Additionally, you can customize your technology stack to use highly compliant enterprise components. For example, you can pair Bolti with local Indian telephony carriers via SIP trunking and choose localized speech-to-text (STT) providers like Fennec or Sarvam that are optimized for Indian accents and regional languages.

Set up your first DPDP-compliant voice screening agent

Deploying a secure, DPDP-compliant voice screening workflow does not require complex infrastructure development. With Bolti, your team can configure localized data residency, PII masking, and multi-lingual consent notices to protect job applicants from day one.

Whether you are launching high-volume recruitment campaigns using our batch calling tools or integrating voice screening directly into your existing Applicant Tracking System (ATS), Bolti provides the security controls your legal team requires.

You can start your free trial to get 50 minutes of free call time and test our compliance features. For larger enterprise recruitment agencies requiring custom DPDP-aligned contracts, dedicated on-premises deployments, or single sign-on (SSO) integration, you can schedule an enterprise consultation with our team.

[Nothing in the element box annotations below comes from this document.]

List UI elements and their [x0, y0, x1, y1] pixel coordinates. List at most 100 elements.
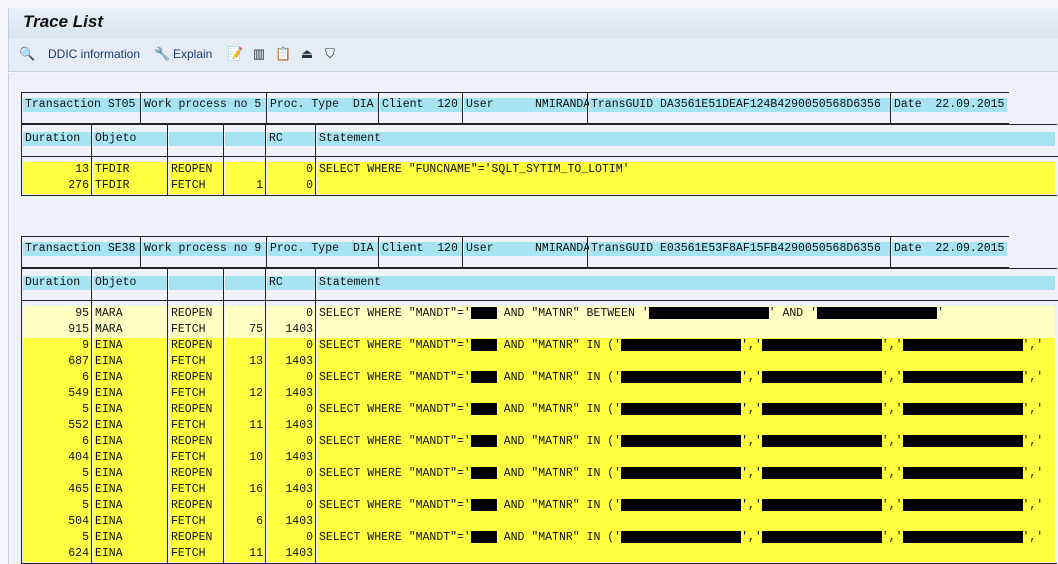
count-cell[interactable]	[225, 466, 265, 482]
column-header-objeto[interactable]: Objeto	[93, 276, 167, 290]
statement-cell[interactable]	[317, 178, 1055, 194]
duration-cell[interactable]: 6	[23, 434, 91, 450]
objeto-cell[interactable]: EINA	[93, 498, 167, 514]
op-cell[interactable]: FETCH	[169, 178, 223, 194]
count-cell[interactable]	[225, 306, 265, 322]
objeto-cell[interactable]: EINA	[93, 450, 167, 466]
op-cell[interactable]: REOPEN	[169, 498, 223, 514]
op-cell[interactable]: REOPEN	[169, 338, 223, 354]
op-cell[interactable]: REOPEN	[169, 530, 223, 546]
duration-cell[interactable]: 9	[23, 338, 91, 354]
column-header-count[interactable]	[225, 276, 265, 290]
rc-cell[interactable]: 1403	[267, 418, 315, 434]
duration-cell[interactable]: 465	[23, 482, 91, 498]
objeto-cell[interactable]: EINA	[93, 418, 167, 434]
count-cell[interactable]	[225, 402, 265, 418]
duration-cell[interactable]: 915	[23, 322, 91, 338]
column-header-count[interactable]	[225, 132, 265, 146]
objeto-cell[interactable]: TFDIR	[93, 162, 167, 178]
duration-cell[interactable]: 276	[23, 178, 91, 194]
count-cell[interactable]: 11	[225, 418, 265, 434]
duration-cell[interactable]: 5	[23, 498, 91, 514]
count-cell[interactable]: 75	[225, 322, 265, 338]
duration-cell[interactable]: 624	[23, 546, 91, 562]
statement-cell[interactable]: SELECT WHERE "MANDT"=' AND "MATNR" IN ('…	[317, 498, 1055, 514]
objeto-cell[interactable]: TFDIR	[93, 178, 167, 194]
column-header-op[interactable]	[169, 276, 223, 290]
statement-cell[interactable]	[317, 322, 1055, 338]
statement-cell[interactable]: SELECT WHERE "MANDT"=' AND "MATNR" IN ('…	[317, 338, 1055, 354]
column-header-rc[interactable]: RC	[267, 276, 315, 290]
statement-cell[interactable]	[317, 482, 1055, 498]
count-cell[interactable]	[225, 498, 265, 514]
objeto-cell[interactable]: EINA	[93, 402, 167, 418]
ddic-information-button[interactable]: 🔍 DDIC information	[19, 46, 140, 62]
rc-cell[interactable]: 1403	[267, 514, 315, 530]
rc-cell[interactable]: 1403	[267, 450, 315, 466]
duration-cell[interactable]: 5	[23, 402, 91, 418]
explain-button[interactable]: 🔧 Explain	[154, 46, 212, 62]
count-cell[interactable]: 11	[225, 546, 265, 562]
rc-cell[interactable]: 1403	[267, 482, 315, 498]
rc-cell[interactable]: 0	[267, 530, 315, 546]
column-header-duration[interactable]: Duration	[23, 276, 91, 290]
count-cell[interactable]	[225, 370, 265, 386]
duration-cell[interactable]: 5	[23, 530, 91, 546]
column-header-op[interactable]	[169, 132, 223, 146]
statement-cell[interactable]: SELECT WHERE "MANDT"=' AND "MATNR" IN ('…	[317, 530, 1055, 546]
print-icon[interactable]: ⏏	[299, 46, 315, 62]
statement-cell[interactable]: SELECT WHERE "MANDT"=' AND "MATNR" IN ('…	[317, 402, 1055, 418]
objeto-cell[interactable]: EINA	[93, 370, 167, 386]
rc-cell[interactable]: 0	[267, 370, 315, 386]
count-cell[interactable]: 13	[225, 354, 265, 370]
op-cell[interactable]: FETCH	[169, 546, 223, 562]
objeto-cell[interactable]: EINA	[93, 338, 167, 354]
count-cell[interactable]	[225, 434, 265, 450]
statement-cell[interactable]	[317, 450, 1055, 466]
statement-cell[interactable]	[317, 386, 1055, 402]
column-header-objeto[interactable]: Objeto	[93, 132, 167, 146]
rc-cell[interactable]: 0	[267, 162, 315, 178]
duration-cell[interactable]: 13	[23, 162, 91, 178]
op-cell[interactable]: FETCH	[169, 482, 223, 498]
duration-cell[interactable]: 687	[23, 354, 91, 370]
rc-cell[interactable]: 0	[267, 338, 315, 354]
op-cell[interactable]: REOPEN	[169, 402, 223, 418]
column-header-duration[interactable]: Duration	[23, 132, 91, 146]
rc-cell[interactable]: 0	[267, 498, 315, 514]
objeto-cell[interactable]: EINA	[93, 466, 167, 482]
objeto-cell[interactable]: EINA	[93, 354, 167, 370]
statement-cell[interactable]: SELECT WHERE "MANDT"=' AND "MATNR" BETWE…	[317, 306, 1055, 322]
count-cell[interactable]	[225, 338, 265, 354]
statement-cell[interactable]: SELECT WHERE "FUNCNAME"='SQLT_SYTIM_TO_L…	[317, 162, 1055, 178]
column-header-statement[interactable]: Statement	[317, 276, 1055, 290]
statement-cell[interactable]	[317, 354, 1055, 370]
count-cell[interactable]: 12	[225, 386, 265, 402]
op-cell[interactable]: FETCH	[169, 322, 223, 338]
op-cell[interactable]: REOPEN	[169, 162, 223, 178]
statement-cell[interactable]: SELECT WHERE "MANDT"=' AND "MATNR" IN ('…	[317, 370, 1055, 386]
objeto-cell[interactable]: MARA	[93, 322, 167, 338]
op-cell[interactable]: FETCH	[169, 386, 223, 402]
count-cell[interactable]: 10	[225, 450, 265, 466]
statement-cell[interactable]	[317, 546, 1055, 562]
op-cell[interactable]: REOPEN	[169, 370, 223, 386]
op-cell[interactable]: FETCH	[169, 514, 223, 530]
rc-cell[interactable]: 0	[267, 402, 315, 418]
statement-cell[interactable]	[317, 514, 1055, 530]
op-cell[interactable]: FETCH	[169, 418, 223, 434]
duration-cell[interactable]: 552	[23, 418, 91, 434]
objeto-cell[interactable]: EINA	[93, 530, 167, 546]
duration-cell[interactable]: 549	[23, 386, 91, 402]
objeto-cell[interactable]: EINA	[93, 514, 167, 530]
rc-cell[interactable]: 1403	[267, 354, 315, 370]
duration-cell[interactable]: 6	[23, 370, 91, 386]
rc-cell[interactable]: 1403	[267, 386, 315, 402]
duration-cell[interactable]: 95	[23, 306, 91, 322]
rc-cell[interactable]: 0	[267, 306, 315, 322]
rc-cell[interactable]: 0	[267, 434, 315, 450]
filter-shield-icon[interactable]: ⛉	[322, 46, 338, 62]
count-cell[interactable]	[225, 530, 265, 546]
column-header-statement[interactable]: Statement	[317, 132, 1055, 146]
op-cell[interactable]: REOPEN	[169, 434, 223, 450]
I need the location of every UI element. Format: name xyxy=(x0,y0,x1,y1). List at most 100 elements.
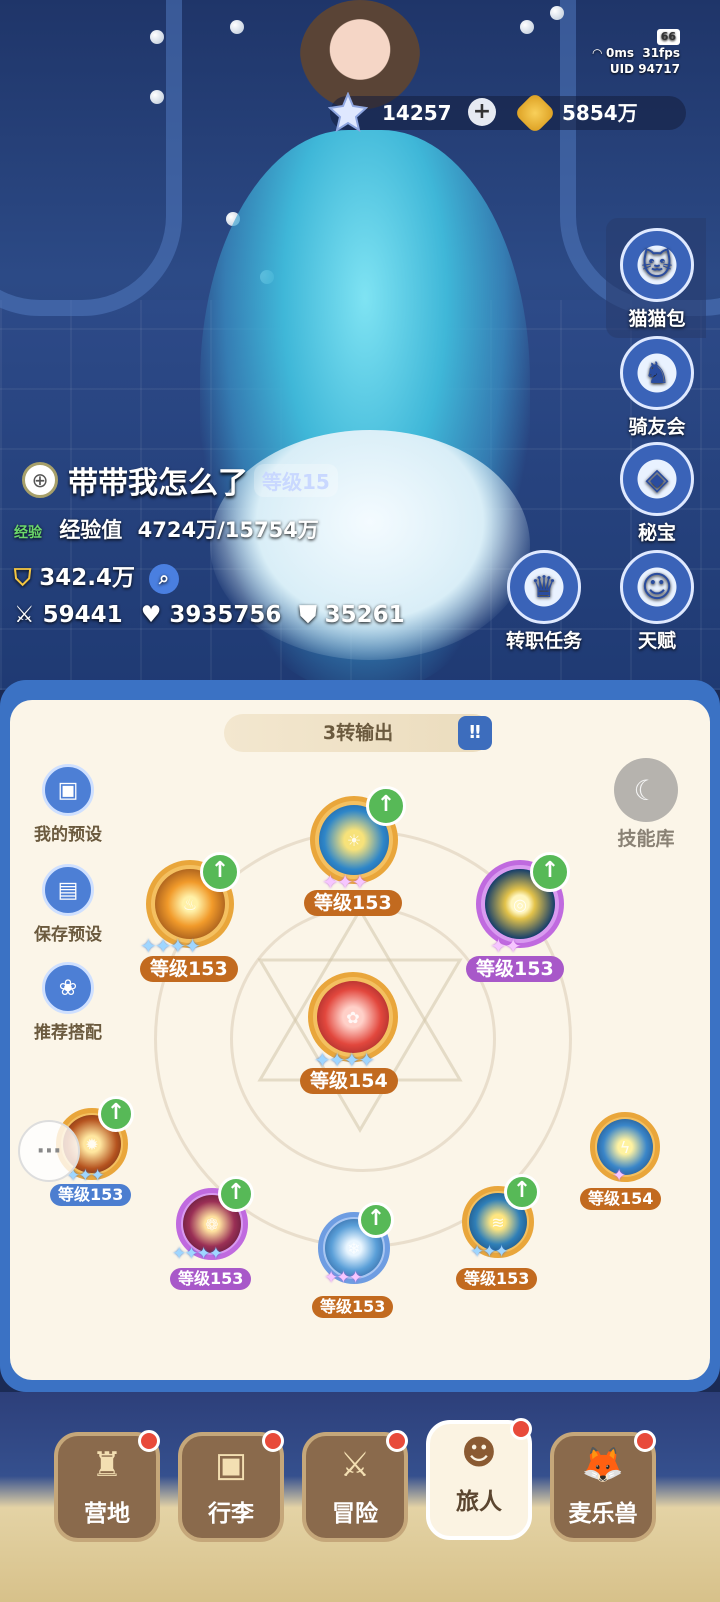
combat-power: 342.4万 xyxy=(39,565,136,591)
moon-icon: ☾ xyxy=(614,758,678,822)
upgrade-arrow-icon[interactable]: ↑ xyxy=(366,786,406,826)
gem-count: 14257 xyxy=(382,101,452,125)
fire-spirit-skill-icon: ✿ xyxy=(317,981,389,1053)
panel-title[interactable]: 3转输出 xyxy=(224,714,492,752)
flower-icon: ❀ xyxy=(42,962,94,1014)
upgrade-arrow-icon[interactable]: ↑ xyxy=(530,852,570,892)
skill-level: 等级153 xyxy=(50,1184,132,1206)
side-label: 猫猫包 xyxy=(628,308,686,330)
nav-label: 冒险 xyxy=(332,1501,378,1527)
arch xyxy=(0,0,182,316)
wifi-icon: ◠ xyxy=(592,46,602,60)
defense-value: 35261 xyxy=(324,602,405,628)
pearl xyxy=(520,20,534,34)
job-quest-button[interactable]: ♛ 转职任务 xyxy=(494,550,594,653)
book-icon[interactable]: ‼ xyxy=(458,716,492,750)
search-icon[interactable]: ⌕ xyxy=(149,563,180,594)
battery-indicator: 66 xyxy=(656,29,680,45)
exp-tag: 经验 xyxy=(14,525,42,541)
treasure-button[interactable]: ◈ 秘宝 xyxy=(614,442,700,545)
horse-icon: ♞ xyxy=(620,336,694,410)
star-rating: ✦✦✦✦ xyxy=(172,1244,223,1264)
cat-bag-button[interactable]: 🐱 猫猫包 xyxy=(614,228,700,331)
treasure-icon: ◈ xyxy=(620,442,694,516)
star-rating: ✦ xyxy=(612,1166,626,1186)
nav-luggage[interactable]: ▣ 行李 xyxy=(178,1430,284,1542)
coin-count: 5854万 xyxy=(562,101,638,125)
skill-level: 等级154 xyxy=(300,1068,398,1094)
swords-icon: ⚔ xyxy=(14,602,35,628)
nav-adventure[interactable]: ⚔ 冒险 xyxy=(302,1430,408,1542)
skill-library-button[interactable]: ☾ 技能库 xyxy=(606,758,686,851)
skill-level: 等级153 xyxy=(466,956,564,982)
attr-row: ⚔ 59441 ♥ 3935756 ⛊ 35261 xyxy=(14,602,405,628)
nav-pets[interactable]: 🦊 麦乐兽 xyxy=(550,1430,656,1542)
notification-dot xyxy=(386,1430,408,1452)
upgrade-arrow-icon[interactable]: ↑ xyxy=(504,1174,540,1210)
upgrade-arrow-icon[interactable]: ↑ xyxy=(98,1096,134,1132)
library-label: 技能库 xyxy=(617,828,675,850)
talent-button[interactable]: ☺ 天赋 xyxy=(614,550,700,653)
status-hud: 66 ◠ 0ms 31fps UID 94717 xyxy=(593,28,680,77)
star-rating: ✦✦ xyxy=(490,934,521,958)
pearl xyxy=(150,90,164,104)
heart-icon: ♥ xyxy=(140,602,162,628)
cat-bag-icon: 🐱 xyxy=(620,228,694,302)
pearl xyxy=(150,30,164,44)
cards-icon: ▣ xyxy=(42,764,94,816)
notification-dot xyxy=(262,1430,284,1452)
skill-level: 等级153 xyxy=(312,1296,394,1318)
star-rating: ✦✦✦✦ xyxy=(140,934,201,958)
star-rating: ✦✦✦ xyxy=(470,1242,509,1262)
add-gems-button[interactable]: + xyxy=(468,98,496,126)
my-preset-button[interactable]: ▣ 我的预设 xyxy=(18,764,118,845)
ping-value: 0ms xyxy=(605,46,634,60)
talent-head-icon: ☺ xyxy=(620,550,694,624)
pearl xyxy=(550,6,564,20)
hp-value: 3935756 xyxy=(169,602,282,628)
side-label: 转职任务 xyxy=(505,630,582,652)
nav-camp[interactable]: ♜ 营地 xyxy=(54,1430,160,1542)
nav-label: 行李 xyxy=(208,1501,254,1527)
shield-icon: ⛊ xyxy=(299,602,317,628)
skill-level: 等级153 xyxy=(170,1268,252,1290)
nav-traveler[interactable]: ☻ 旅人 xyxy=(426,1418,532,1540)
skill-level: 等级153 xyxy=(456,1268,538,1290)
recommend-button[interactable]: ❀ 推荐搭配 xyxy=(18,962,118,1043)
exp-label: 经验值 xyxy=(59,518,123,542)
rider-club-button[interactable]: ♞ 骑友会 xyxy=(614,336,700,439)
side-label: 秘宝 xyxy=(637,522,676,544)
side-label: 天赋 xyxy=(637,630,676,652)
player-name-row: ⊕ 带带我怎么了 等级15 xyxy=(22,460,338,501)
power-row: ⛉ 342.4万 ⌕ xyxy=(14,558,180,594)
crystal-icon xyxy=(328,92,368,132)
uid-text: UID 94717 xyxy=(609,62,680,76)
skill-level: 等级154 xyxy=(580,1188,662,1210)
lightning-skill-icon: ϟ xyxy=(597,1119,653,1175)
star-rating: ✦✦✦ xyxy=(324,1268,363,1288)
chat-bubble-icon[interactable]: ··· xyxy=(18,1120,80,1182)
player-level: 等级15 xyxy=(254,463,338,497)
left-label: 保存预设 xyxy=(34,925,102,945)
left-label: 我的预设 xyxy=(34,825,102,845)
skill-level: 等级153 xyxy=(304,890,402,916)
save-icon: ▤ xyxy=(42,864,94,916)
nav-label: 麦乐兽 xyxy=(568,1501,638,1527)
pearl xyxy=(230,20,244,34)
shield-badge-icon: ⛉ xyxy=(14,565,32,591)
upgrade-arrow-icon[interactable]: ↑ xyxy=(218,1176,254,1212)
notification-dot xyxy=(510,1418,532,1440)
attack-value: 59441 xyxy=(42,602,123,628)
fps-value: 31fps xyxy=(642,46,680,60)
exp-value: 4724万/15754万 xyxy=(137,518,319,542)
notification-dot xyxy=(634,1430,656,1452)
exp-row: 经验 经验值 4724万/15754万 xyxy=(14,514,319,544)
notification-dot xyxy=(138,1430,160,1452)
side-label: 骑友会 xyxy=(628,416,686,438)
save-preset-button[interactable]: ▤ 保存预设 xyxy=(18,864,118,945)
upgrade-arrow-icon[interactable]: ↑ xyxy=(358,1202,394,1238)
upgrade-arrow-icon[interactable]: ↑ xyxy=(200,852,240,892)
class-emblem-icon[interactable]: ⊕ xyxy=(22,462,58,498)
nav-label: 营地 xyxy=(84,1501,130,1527)
player-name: 带带我怎么了 xyxy=(68,466,248,501)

Frequently Asked Questions

Can we use AI voice agents for automated job interviews under the DPDP Act?

Yes, but you must obtain explicit, unambiguous consent from the candidate before the call begins, provide clear notices detailing what data is collected, and ensure all candidate data is stored and processed securely in compliance with the Act.

Where does Bolti store candidate recordings and transcripts?

By default, Bolti's managed cloud runs on Indian infrastructure (E2E Networks and AWS RDS in the ap-south region). All call recordings, transcripts, and application metadata remain physically within India.

How does Bolti prevent candidate PII from leaking to external LLM providers?

Bolti utilizes runtime PII masking to detect and redact sensitive entities like names, phone numbers, and ID numbers from transcripts before they are sent to third-party LLMs, keeping your data pipeline secure.

What happens if a candidate requests the deletion of their interview data?

Under the DPDP Act's right to erasure, you must delete their data. Bolti supports complete data deletion via its API and dashboard, allowing you to remove call recordings and transcripts permanently.